Controversial COVID-19 leave now divides the bench as well as the bar

The debate over a pandemic-related leave has migrated from the bar to the bench, says Toronto civil litigator Stephany Mandin. 

Ever since the Infectious Disease Emergency Leave (IDEL) was enacted last spring, employment lawyers have been locked in dispute over whether employees laid off under the new law can make claims for constructive dismissal.

The provincial government’s aim when it enacted the law was to allow employees to stay home for reasons related to COVID-19 without fear of losing their job. However, regulation amendments that went into force soon after meant that any employee on reduced hours or temporarily laid off as a result of COVID since the start of the pandemic was deemed to have taken an IDEL, limiting their rights to termination and severance pay. 

Employers have consistently argued in court that claims under the common law for constructive dismissal are ousted by the new legislation, while employees insist that their common-law rights remain intact.

And in recent months, different judges of the Ontario Superior Court of Justice have delivered rulings to give each side cause to celebrate.

“The discussion that lawyers in the employment bar have been having for the last year is now playing out on the bench, and we’re seeing the same inconsistencies among judges,” says Mandin, principal of Mandin Law.

Under normal circumstances, there would be no such doubts over constructive dismissal claims, because temporary layoffs lasting more than 13 weeks generally become terminations under Ontario’s Employment Standards Act if benefits are not continued, triggering termination and severance payments to employees based on their length of service. 

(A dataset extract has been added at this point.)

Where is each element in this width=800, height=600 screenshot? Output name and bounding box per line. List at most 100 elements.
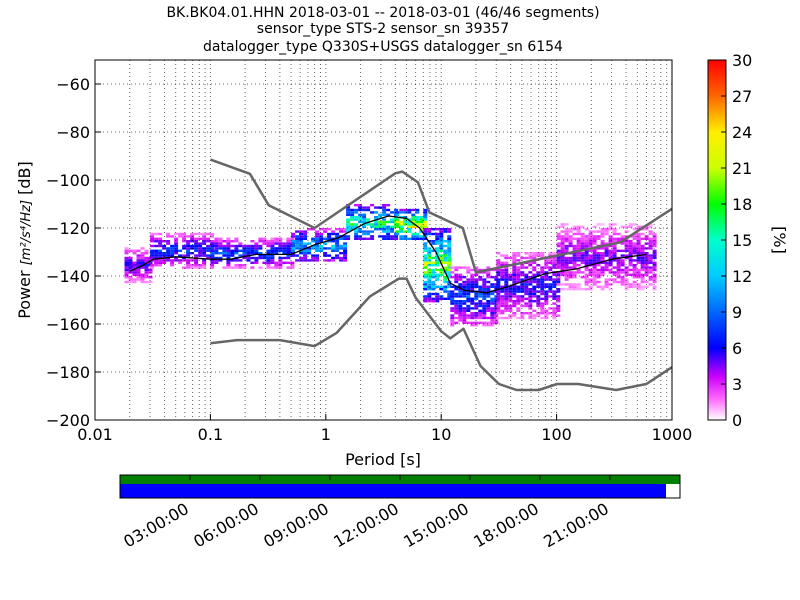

Employees whose contracts are silent on the issue of layoffs are also usually able to pursue constructive dismissal claims against employers who unilaterally reduce their hours of work or pay, but the changes to the IDEL temporarily eliminated that route under the ESA if the reduction could be attributed to COVID. 

The first word from the court on the issue came in a case known Coutinho v. Occular Health Centre Ltd., which involved an ophthalmic clinic sued for constructive dismissal by one of its technicians after she was laid off in May 2020. 

The employer moved to have the claim summarily dismissed, arguing that the temporary reduction in the worker’s hours fell under the IDEL regulations and did not constitute constructive dismissal. But Justice David Broad sided with the worker, finding that nothing in the IDEL regulations prevents a claimant from alleging constructive dismissal under the common law in civil court. 

Soon after, Justice Jane Ferguson’s decision in Taylor v. Hanley Hospitality came out, dealing with a woman temporarily laid off from a Tim Hortons franchise in March 2020. Conducting a statutory interpretation, the judge found that the IDEL regulations had changed the common law as well as the ESA, barring employees from claiming constructive dismissal under either route if the basis for the claim was their placement on the leave.

Until the Court of Appeal is called on to rule decisively on which approach is right, judges will not be bound to follow either decision, so Mandin says we should expect to see both employers and employees pointing the court in the direction of their favoured precedent.  

Still, she says the summary nature of the Taylor ruling, combined with the fact that the Tim Hortons employee did not suggest her layoff was for any other reason than the Covid pandemic, leaves room for future claimants to advance cases, especially if they can raise doubts over the employer’s motives for the layoff.

“Some employers are legitimately using the IDEL to shield employees from the threat of losing their jobs, but there are others who are taking advantage and using it as a sword against workers, by placing them on unpaid leave for reasons that are unrelated to Covid,” Mandin says. “For future claimants, the Taylor decision certainly adds a wrench, but it’s not a blanket stop on claims for common-law constructive dismissal. There’s still the ability for claimants to distinguish their cases on the facts.”

When cases eventually go to trial, she says they will be decided based on the judge’s assessment of the employer’s motives, and whether they acted in good (or bad) faith when they placed employees on IDEL.

“Those credibility issues are now more important than ever,” Mandin adds.